A meu ver, o tempo do presidente – valioso – deve ser investido na articulação política, na interlocução com segmentos da sociedade e na orientação da equipe. Isso é fundamental para construir e ampliar o apoio ao seu programa. Ele (ou ela) é o líder que sabe escolher pessoas, delegar atribuições e confiar a outros as tarefas do dia a dia do governo.

No livro Leadership without Easy Answers, Ronald A. Heifetz diz que a teoria sobre liderança política teria surgido, no século XIX, da ideia de que a história é feita por grandes homens e por seu respectivo impacto na sociedade (as mulheres não eram consideradas, então, candidatas à grandeza política). Thomas Carlyle (1795-1881) consagrou a teoria em livro sobre heróis políticos (1840). A ascensão ao poder requereria um conjunto “heroico” de talentos pessoais, habilidades e características físicas.

A teoria foi contestada na segunda metade do século XX sob o argumento de que a história depende também de ingredientes além da ação de grandes homens, ainda que estes sejam imprescindíveis. Não se negou o papel do líder nem a ideia de que indivíduos fazem história, mas se reconheceu que diferentes situações requerem distintas habilidades.

A meu juízo, o Brasil precisa de líderes políticos transformadores, capazes de empreender reformas e assim ampliar o potencial de crescimento e bem estar. São pessoas aptas a mobilizar a sociedade e a classe política para enfrentar e resolver problemas, o que implica motivar, seduzir, agregar, organizar, orientar, focalizar. O líder virtuoso precisa ter visão de futuro, habilidades para construir maiorias no Congresso e capacidade para identificar e atacar os problemas mais relevantes de sua época.

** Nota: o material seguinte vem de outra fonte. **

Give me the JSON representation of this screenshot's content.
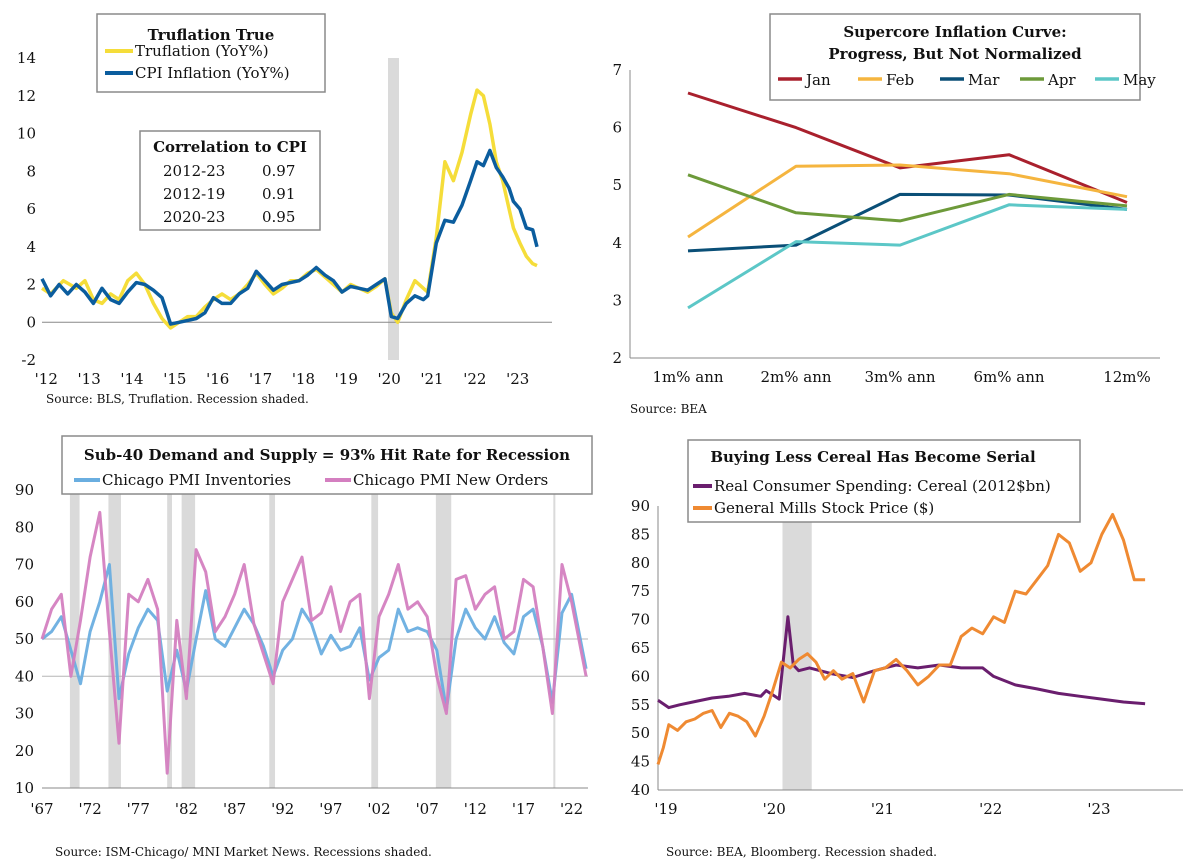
{
  "chart_data": [
    {
      "id": "truflation",
      "type": "line",
      "title": "Truflation True",
      "ylim": [
        -2,
        14
      ],
      "yticks": [
        -2,
        0,
        2,
        4,
        6,
        8,
        10,
        12,
        14
      ],
      "x_range": [
        2012.0,
        2023.9
      ],
      "xtick_labels": [
        "'12",
        "'13",
        "'14",
        "'15",
        "'16",
        "'17",
        "'18",
        "'19",
        "'20",
        "'21",
        "'22",
        "'23"
      ],
      "xtick_values": [
        2012.1,
        2013.1,
        2014.1,
        2015.1,
        2016.1,
        2017.1,
        2018.1,
        2019.1,
        2020.1,
        2021.1,
        2022.1,
        2023.1
      ],
      "recessions": [
        [
          2020.0,
          2020.25
        ]
      ],
      "source": "Source: BLS, Truflation. Recession shaded.",
      "colors": {
        "truflation": "#f5dd3a",
        "cpi": "#0b5d9e"
      },
      "series": [
        {
          "name": "Truflation (YoY%)",
          "key": "truflation",
          "x": [
            2012.0,
            2012.2,
            2012.5,
            2012.8,
            2013.0,
            2013.2,
            2013.4,
            2013.6,
            2013.8,
            2014.0,
            2014.2,
            2014.4,
            2014.6,
            2014.8,
            2015.0,
            2015.2,
            2015.4,
            2015.6,
            2015.8,
            2016.0,
            2016.2,
            2016.4,
            2016.6,
            2016.8,
            2017.0,
            2017.2,
            2017.4,
            2017.6,
            2017.8,
            2018.0,
            2018.2,
            2018.4,
            2018.6,
            2018.8,
            2019.0,
            2019.2,
            2019.4,
            2019.6,
            2019.8,
            2020.0,
            2020.15,
            2020.3,
            2020.5,
            2020.7,
            2020.9,
            2021.0,
            2021.2,
            2021.4,
            2021.6,
            2021.8,
            2022.0,
            2022.15,
            2022.3,
            2022.45,
            2022.6,
            2022.75,
            2022.9,
            2023.0,
            2023.15,
            2023.3,
            2023.45,
            2023.55
          ],
          "y": [
            1.8,
            1.5,
            2.2,
            1.8,
            2.2,
            1.2,
            1.0,
            1.5,
            1.2,
            2.2,
            2.6,
            2.0,
            1.0,
            0.2,
            -0.3,
            0.0,
            0.3,
            0.3,
            0.8,
            1.2,
            1.5,
            1.2,
            1.5,
            2.0,
            2.6,
            2.0,
            1.5,
            1.8,
            2.2,
            2.2,
            2.6,
            2.8,
            2.4,
            2.0,
            1.6,
            2.0,
            1.8,
            1.6,
            1.9,
            2.3,
            0.5,
            0.0,
            1.2,
            2.2,
            1.8,
            1.6,
            4.5,
            8.5,
            7.5,
            9.0,
            11.0,
            12.3,
            12.0,
            10.5,
            8.5,
            7.5,
            6.0,
            5.0,
            4.2,
            3.5,
            3.1,
            3.0
          ]
        },
        {
          "name": "CPI Inflation (YoY%)",
          "key": "cpi",
          "x": [
            2012.0,
            2012.2,
            2012.4,
            2012.6,
            2012.8,
            2013.0,
            2013.2,
            2013.4,
            2013.6,
            2013.8,
            2014.0,
            2014.2,
            2014.4,
            2014.6,
            2014.8,
            2015.0,
            2015.2,
            2015.4,
            2015.6,
            2015.8,
            2016.0,
            2016.2,
            2016.4,
            2016.6,
            2016.8,
            2017.0,
            2017.2,
            2017.4,
            2017.6,
            2017.8,
            2018.0,
            2018.2,
            2018.4,
            2018.6,
            2018.8,
            2019.0,
            2019.2,
            2019.4,
            2019.6,
            2019.8,
            2020.0,
            2020.15,
            2020.3,
            2020.5,
            2020.7,
            2020.9,
            2021.0,
            2021.2,
            2021.4,
            2021.6,
            2021.8,
            2022.0,
            2022.15,
            2022.3,
            2022.45,
            2022.6,
            2022.75,
            2022.9,
            2023.0,
            2023.15,
            2023.3,
            2023.45,
            2023.55
          ],
          "y": [
            2.3,
            1.4,
            2.0,
            1.5,
            2.0,
            1.6,
            1.0,
            1.8,
            1.2,
            1.0,
            1.6,
            2.1,
            2.0,
            1.7,
            1.3,
            -0.1,
            0.0,
            0.1,
            0.2,
            0.5,
            1.3,
            1.0,
            1.0,
            1.5,
            1.8,
            2.7,
            2.2,
            1.7,
            2.0,
            2.1,
            2.2,
            2.5,
            2.9,
            2.5,
            2.2,
            1.6,
            1.9,
            1.8,
            1.7,
            2.0,
            2.3,
            0.3,
            0.2,
            1.0,
            1.4,
            1.2,
            1.4,
            4.2,
            5.4,
            5.3,
            6.2,
            7.5,
            8.5,
            8.3,
            9.1,
            8.2,
            7.7,
            7.1,
            6.4,
            6.0,
            5.0,
            4.9,
            4.0
          ]
        }
      ],
      "correlation": {
        "title": "Correlation to CPI",
        "rows": [
          {
            "period": "2012-23",
            "value": "0.97"
          },
          {
            "period": "2012-19",
            "value": "0.91"
          },
          {
            "period": "2020-23",
            "value": "0.95"
          }
        ]
      }
    },
    {
      "id": "supercore",
      "type": "line",
      "title": "Supercore Inflation Curve:",
      "subtitle": "Progress, But Not Normalized",
      "categories": [
        "1m% ann",
        "2m% ann",
        "3m% ann",
        "6m% ann",
        "12m%"
      ],
      "ylim": [
        2,
        7
      ],
      "yticks": [
        2,
        3,
        4,
        5,
        6,
        7
      ],
      "source": "Source: BEA",
      "series": [
        {
          "name": "Jan",
          "color": "#a9202d",
          "values": [
            6.6,
            6.0,
            5.3,
            5.53,
            4.7
          ]
        },
        {
          "name": "Feb",
          "color": "#f5b53f",
          "values": [
            4.1,
            5.33,
            5.35,
            5.2,
            4.8
          ]
        },
        {
          "name": "Mar",
          "color": "#0a4f77",
          "values": [
            3.86,
            3.96,
            4.84,
            4.83,
            4.58
          ]
        },
        {
          "name": "Apr",
          "color": "#6d9a3a",
          "values": [
            5.18,
            4.52,
            4.38,
            4.84,
            4.64
          ]
        },
        {
          "name": "May",
          "color": "#5cc7c7",
          "values": [
            2.87,
            4.02,
            3.96,
            4.66,
            4.58
          ]
        }
      ]
    },
    {
      "id": "chicago-pmi",
      "type": "line",
      "title": "Sub-40 Demand and Supply = 93% Hit Rate for Recession",
      "ylim": [
        10,
        90
      ],
      "yticks": [
        10,
        20,
        30,
        40,
        50,
        60,
        70,
        80,
        90
      ],
      "x_range": [
        1967.0,
        2023.7
      ],
      "xtick_labels": [
        "'67",
        "'72",
        "'77",
        "'82",
        "'87",
        "'92",
        "'97",
        "'02",
        "'07",
        "'12",
        "'17",
        "'22"
      ],
      "xtick_values": [
        1967,
        1972,
        1977,
        1982,
        1987,
        1992,
        1997,
        2002,
        2007,
        2012,
        2017,
        2022
      ],
      "recessions": [
        [
          1969.9,
          1970.9
        ],
        [
          1973.9,
          1975.2
        ],
        [
          1980.0,
          1980.5
        ],
        [
          1981.5,
          1982.9
        ],
        [
          1990.6,
          1991.2
        ],
        [
          2001.2,
          2001.9
        ],
        [
          2007.9,
          2009.5
        ],
        [
          2020.1,
          2020.3
        ]
      ],
      "source": "Source: ISM-Chicago/ MNI Market News. Recessions shaded.",
      "series": [
        {
          "name": "Chicago PMI Inventories",
          "color": "#6aaee0",
          "x": [
            1967,
            1968,
            1969,
            1970,
            1971,
            1972,
            1973,
            1974,
            1975,
            1976,
            1977,
            1978,
            1979,
            1980,
            1981,
            1982,
            1983,
            1984,
            1985,
            1986,
            1987,
            1988,
            1989,
            1990,
            1991,
            1992,
            1993,
            1994,
            1995,
            1996,
            1997,
            1998,
            1999,
            2000,
            2001,
            2002,
            2003,
            2004,
            2005,
            2006,
            2007,
            2008,
            2009,
            2010,
            2011,
            2012,
            2013,
            2014,
            2015,
            2016,
            2017,
            2018,
            2019,
            2020,
            2021,
            2022,
            2023.5
          ],
          "y": [
            50,
            52,
            56,
            47,
            38,
            52,
            60,
            70,
            34,
            46,
            53,
            58,
            55,
            36,
            47,
            36,
            50,
            63,
            50,
            48,
            53,
            58,
            54,
            48,
            40,
            47,
            50,
            58,
            54,
            46,
            51,
            47,
            48,
            53,
            39,
            45,
            47,
            58,
            52,
            53,
            52,
            47,
            31,
            50,
            58,
            53,
            50,
            56,
            49,
            46,
            56,
            58,
            48,
            33,
            57,
            62,
            42
          ]
        },
        {
          "name": "Chicago PMI New Orders",
          "color": "#d47fc0",
          "x": [
            1967,
            1968,
            1969,
            1970,
            1971,
            1972,
            1973,
            1974,
            1975,
            1976,
            1977,
            1978,
            1979,
            1980,
            1981,
            1982,
            1983,
            1984,
            1985,
            1986,
            1987,
            1988,
            1989,
            1990,
            1991,
            1992,
            1993,
            1994,
            1995,
            1996,
            1997,
            1998,
            1999,
            2000,
            2001,
            2002,
            2003,
            2004,
            2005,
            2006,
            2007,
            2008,
            2009,
            2010,
            2011,
            2012,
            2013,
            2014,
            2015,
            2016,
            2017,
            2018,
            2019,
            2020,
            2021,
            2022,
            2023.5
          ],
          "y": [
            50,
            58,
            62,
            40,
            55,
            72,
            84,
            52,
            22,
            62,
            60,
            66,
            58,
            14,
            55,
            34,
            74,
            68,
            52,
            56,
            62,
            70,
            54,
            46,
            38,
            60,
            66,
            72,
            55,
            57,
            64,
            52,
            60,
            62,
            34,
            56,
            62,
            70,
            58,
            60,
            56,
            40,
            30,
            66,
            67,
            58,
            62,
            64,
            50,
            52,
            66,
            64,
            48,
            30,
            70,
            60,
            40
          ]
        }
      ]
    },
    {
      "id": "cereal",
      "type": "line",
      "title": "Buying Less Cereal Has Become Serial",
      "ylim": [
        40,
        90
      ],
      "yticks": [
        40,
        45,
        50,
        55,
        60,
        65,
        70,
        75,
        80,
        85,
        90
      ],
      "x_range": [
        2019.0,
        2023.85
      ],
      "xtick_labels": [
        "'19",
        "'20",
        "'21",
        "'22",
        "'23"
      ],
      "xtick_values": [
        2019.0,
        2020.0,
        2021.0,
        2022.0,
        2023.0
      ],
      "recessions": [
        [
          2020.15,
          2020.42
        ]
      ],
      "source": "Source: BEA, Bloomberg. Recession shaded.",
      "series": [
        {
          "name": "Real Consumer Spending: Cereal (2012$bn)",
          "color": "#6a1e6e",
          "x": [
            2019.0,
            2019.1,
            2019.2,
            2019.35,
            2019.5,
            2019.65,
            2019.8,
            2019.95,
            2020.0,
            2020.08,
            2020.12,
            2020.2,
            2020.25,
            2020.3,
            2020.4,
            2020.6,
            2020.8,
            2021.0,
            2021.2,
            2021.4,
            2021.6,
            2021.8,
            2022.0,
            2022.1,
            2022.3,
            2022.5,
            2022.7,
            2022.9,
            2023.1,
            2023.3,
            2023.5
          ],
          "y": [
            55.8,
            54.5,
            55.0,
            55.6,
            56.2,
            56.5,
            57.0,
            56.5,
            57.5,
            56.5,
            56.0,
            70.5,
            62.0,
            61.0,
            61.5,
            60.5,
            59.8,
            61.0,
            62.0,
            61.5,
            62.0,
            61.5,
            61.5,
            60.0,
            58.5,
            57.8,
            57.0,
            56.5,
            56.0,
            55.5,
            55.2
          ]
        },
        {
          "name": "General Mills Stock Price ($)",
          "color": "#ef8a32",
          "x": [
            2019.0,
            2019.05,
            2019.1,
            2019.18,
            2019.26,
            2019.34,
            2019.42,
            2019.5,
            2019.58,
            2019.66,
            2019.74,
            2019.82,
            2019.9,
            2019.98,
            2020.06,
            2020.14,
            2020.22,
            2020.3,
            2020.38,
            2020.46,
            2020.54,
            2020.62,
            2020.7,
            2020.8,
            2020.9,
            2021.0,
            2021.1,
            2021.2,
            2021.3,
            2021.4,
            2021.5,
            2021.6,
            2021.7,
            2021.8,
            2021.9,
            2022.0,
            2022.1,
            2022.2,
            2022.3,
            2022.4,
            2022.5,
            2022.6,
            2022.7,
            2022.8,
            2022.9,
            2023.0,
            2023.1,
            2023.2,
            2023.3,
            2023.4,
            2023.5
          ],
          "y": [
            44.5,
            47.5,
            51.5,
            50.5,
            52.0,
            52.5,
            53.5,
            54.0,
            51.0,
            53.5,
            53.0,
            52.0,
            49.5,
            53.0,
            57.5,
            62.5,
            61.5,
            63.0,
            64.0,
            62.5,
            59.5,
            61.0,
            59.5,
            60.5,
            55.5,
            61.0,
            61.5,
            63.0,
            61.0,
            58.5,
            60.0,
            62.0,
            62.0,
            67.0,
            68.5,
            67.5,
            70.5,
            69.5,
            75.0,
            74.5,
            77.0,
            79.5,
            85.0,
            83.5,
            78.5,
            80.0,
            85.0,
            88.5,
            84.0,
            77.0,
            77.0
          ]
        }
      ]
    }
  ]
}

Rever opiniões, reconhecer erros e considerar novas realidades são igualmente atributos do líder sensato e verdadeiro. Fluência verbal, carisma e capacidade de se comunicar são características requeridas nas modernas democracias de massas, pois é assim que o líder transmite mensagens, ideias e estímulos.

Valorizar a experiência administrativa para o exercício do cargo de presidente é menosprezar a boa política. O gerente não responde aos desafios da liderança em países democráticos. Abraham Lincoln e John F. Kennedy, grandes presidentes americanos, não haviam exercido cargos públicos de administração antes de eleitos. Winston Churchill e Margaret Thatcher, os mais importantes primeiros-ministros da Inglaterra no século XX, haviam sido apenas ministros. No Brasil, a experiência de Fernando Henrique em cargo executivo foi a de ministro de Estado por cerca de dois anos. Lula, nem isso. Marina foi ministra por mais tempo do que FHC.

O presidente precisa ter qualidades de gestor, mas estas diferem radicalmente das associadas ao cotidiano da administração pública. Cuidar diretamente de obras, programas e outras atividades governamentais não é, definitivamente, a característica esperada de quem exerce o maior cargo do país. Essa é a responsabilidade de seus ministros e, na maioria dos casos, das pessoas escolhidas para gerir os órgãos da administração direta e indireta da União.

Não se sabe se Marina possui todas ou as principais qualidades de liderança aqui resumidas. Duvida-se de sua capacidade de formar e manter a maioria parlamentar indispensável à aprovação das medidas previstas em seu programa de governo. Isso ela terá de provar caso se eleja e, depois, assuma o desafiante cargo de presidente da República. Marina não precisa mostrar que é gerente.